En su calidad de profeta, Juan recibió la certeza de que estaba llegando la plenitud de los tiempos y el Mesías estaba cercano a manifestar¬se. Durante su vida, con esfuerzo y perseverancia, atrajo discípulos, los formó pacientemente y creó un movimiento de santidad para disponerse a acoger al Mesías esperado. Su acción debió ser serena y ponderada, aunque severa en la crítica del vicio, de la injusticia, del engaño y del egoísmo. Para poder responder a su misión y realizarla bien, su vida tuvo que estar animada por la meditación profunda de la Palabra de Dios y por la penitencia.

Un poco como los antiguos padres del desierto cuya santidad, tenor de vida y sabiduría hacía que fueran reconocidos como hombres de Dios y atraían poderosamente a los hombres. Es lo que el Evangelio dice de Juan: «Acudía a él Jerusalén, toda Judea y toda la región del Jordán y eran bautizados por él en el río Jordán, confesando sus pecados».

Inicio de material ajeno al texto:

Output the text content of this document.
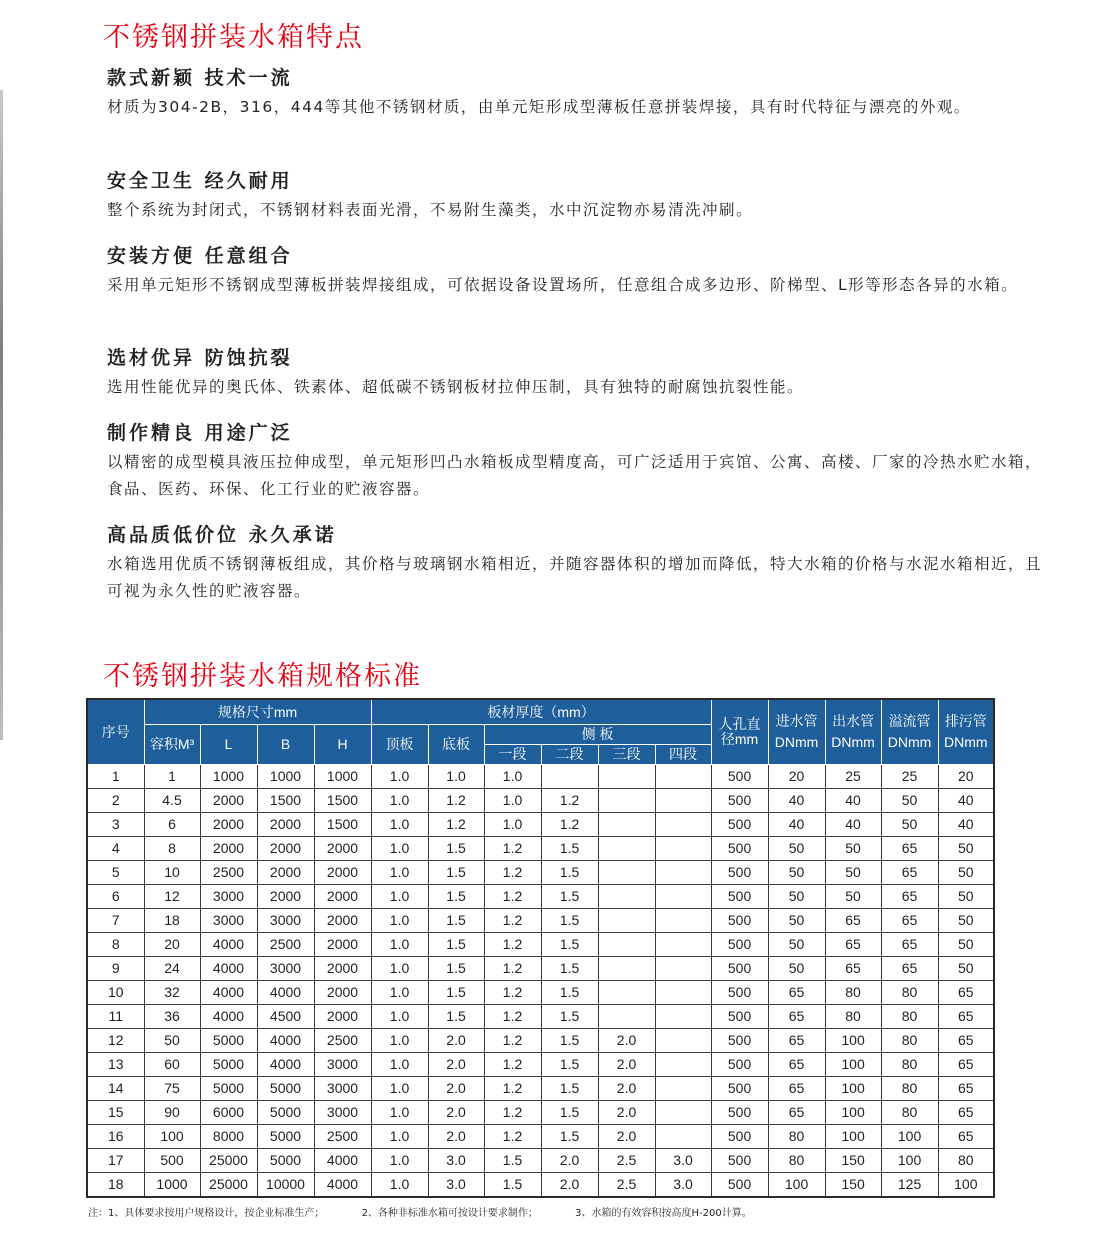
不锈钢拼装水箱特点
款式新颖 技术一流

材质为304-2B，316，444等其他不锈钢材质，由单元矩形成型薄板任意拼装焊接，具有时代特征与漂亮的外观。

安全卫生 经久耐用

整个系统为封闭式，不锈钢材料表面光滑，不易附生藻类，水中沉淀物亦易清洗冲刷。

安装方便 任意组合

采用单元矩形不锈钢成型薄板拼装焊接组成，可依据设备设置场所，任意组合成多边形、阶梯型、L形等形态各异的水箱。

选材优异 防蚀抗裂

选用性能优异的奥氏体、铁素体、超低碳不锈钢板材拉伸压制，具有独特的耐腐蚀抗裂性能。

制作精良 用途广泛

以精密的成型模具液压拉伸成型，单元矩形凹凸水箱板成型精度高，可广泛适用于宾馆、公寓、高楼、厂家的冷热水贮水箱，食品、医药、环保、化工行业的贮液容器。

高品质低价位 永久承诺

水箱选用优质不锈钢薄板组成，其价格与玻璃钢水箱相近，并随容器体积的增加而降低，特大水箱的价格与水泥水箱相近，且可视为永久性的贮液容器。

不锈钢拼装水箱规格标准
序号	规格尺寸mm				板材厚度（mm）						人孔直径mm	进水管DNmm	出水管DNmm	溢流管DNmm	排污管DNmm
	容积M³	L	B	H	顶板	底板	侧 板								
							一段	二段	三段	四段					
1	1	1000	1000	1000	1.0	1.0	1.0				500	20	25	25	20
2	4.5	2000	1500	1500	1.0	1.2	1.0	1.2			500	40	40	50	40
3	6	2000	2000	1500	1.0	1.2	1.0	1.2			500	40	40	50	40
4	8	2000	2000	2000	1.0	1.5	1.2	1.5			500	50	50	65	50
5	10	2500	2000	2000	1.0	1.5	1.2	1.5			500	50	50	65	50
6	12	3000	2000	2000	1.0	1.5	1.2	1.5			500	50	50	65	50
7	18	3000	3000	2000	1.0	1.5	1.2	1.5			500	50	65	65	50
8	20	4000	2500	2000	1.0	1.5	1.2	1.5			500	50	65	65	50
9	24	4000	3000	2000	1.0	1.5	1.2	1.5			500	50	65	65	50
10	32	4000	4000	2000	1.0	1.5	1.2	1.5			500	65	80	80	65
11	36	4000	4500	2000	1.0	1.5	1.2	1.5			500	65	80	80	65
12	50	5000	4000	2500	1.0	2.0	1.2	1.5	2.0		500	65	100	80	65
13	60	5000	4000	3000	1.0	2.0	1.2	1.5	2.0		500	65	100	80	65
14	75	5000	5000	3000	1.0	2.0	1.2	1.5	2.0		500	65	100	80	65
15	90	6000	5000	3000	1.0	2.0	1.2	1.5	2.0		500	65	100	80	65
16	100	8000	5000	2500	1.0	2.0	1.2	1.5	2.0		500	80	100	100	65
17	500	25000	5000	4000	1.0	3.0	1.5	2.0	2.5	3.0	500	80	150	100	80
18	1000	25000	10000	4000	1.0	3.0	1.5	2.0	2.5	3.0	500	100	150	125	100
注：1、具体要求按用户规格设计，按企业标准生产；	2、各种非标准水箱可按设计要求制作；	3、水箱的有效容积按高度H-200计算。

Es cierto que Jesús no escatima alabanzas cuando alguien, a causa de su fidelidad, despierta su admiración. Pero con Juan parece excederse; de él hace este magnífico comentario: «Entre los nacidos de mujer no ha surgido uno mayor que Juan el Bautista». Y si esto no bastara para deshacer la imagen absurda de Juan Bautista que difunden ciertas representaciones, podemos recordar que él mereció, en su aspecto exterior y en su proceder, ser confundido con Jesús mismo. En efecto, después que Jesús se hizo notar por sus milagros, por su predicación y por su doctrina, cuando pregunta a sus discípulos: «¿Quién dicen los hombres que soy yo?», la primera respuesta que recibe es esta: «Unos dicen que eres Juan el Bautista» (Mc 8,27-28). Juan mismo establece una clara diferencia entre él y aquel que viene.

La diferencia es que Jesús posee el Espíritu Santo en plenitud, y Él lo comunica a los hombres en el bautismo para hacerlos «hijos de Dios». El hecho de que alguien viva en la certeza de ser hijo de Dios es un don del Espíritu Santo presente en él, tal como lo afirma San Pablo: «La prueba de que sois hijos es que Dios ha enviado a nuestros corazones el Espíritu de su Hijo que clama ‘¡Abba, Padre!’» (Ga 4,6). Y el que sabe que tiene este Padre y se comporta como hijo suyo ya no tiene nada que temer, ningún mal lo puede afligir, ha recibido la salvación anhelada.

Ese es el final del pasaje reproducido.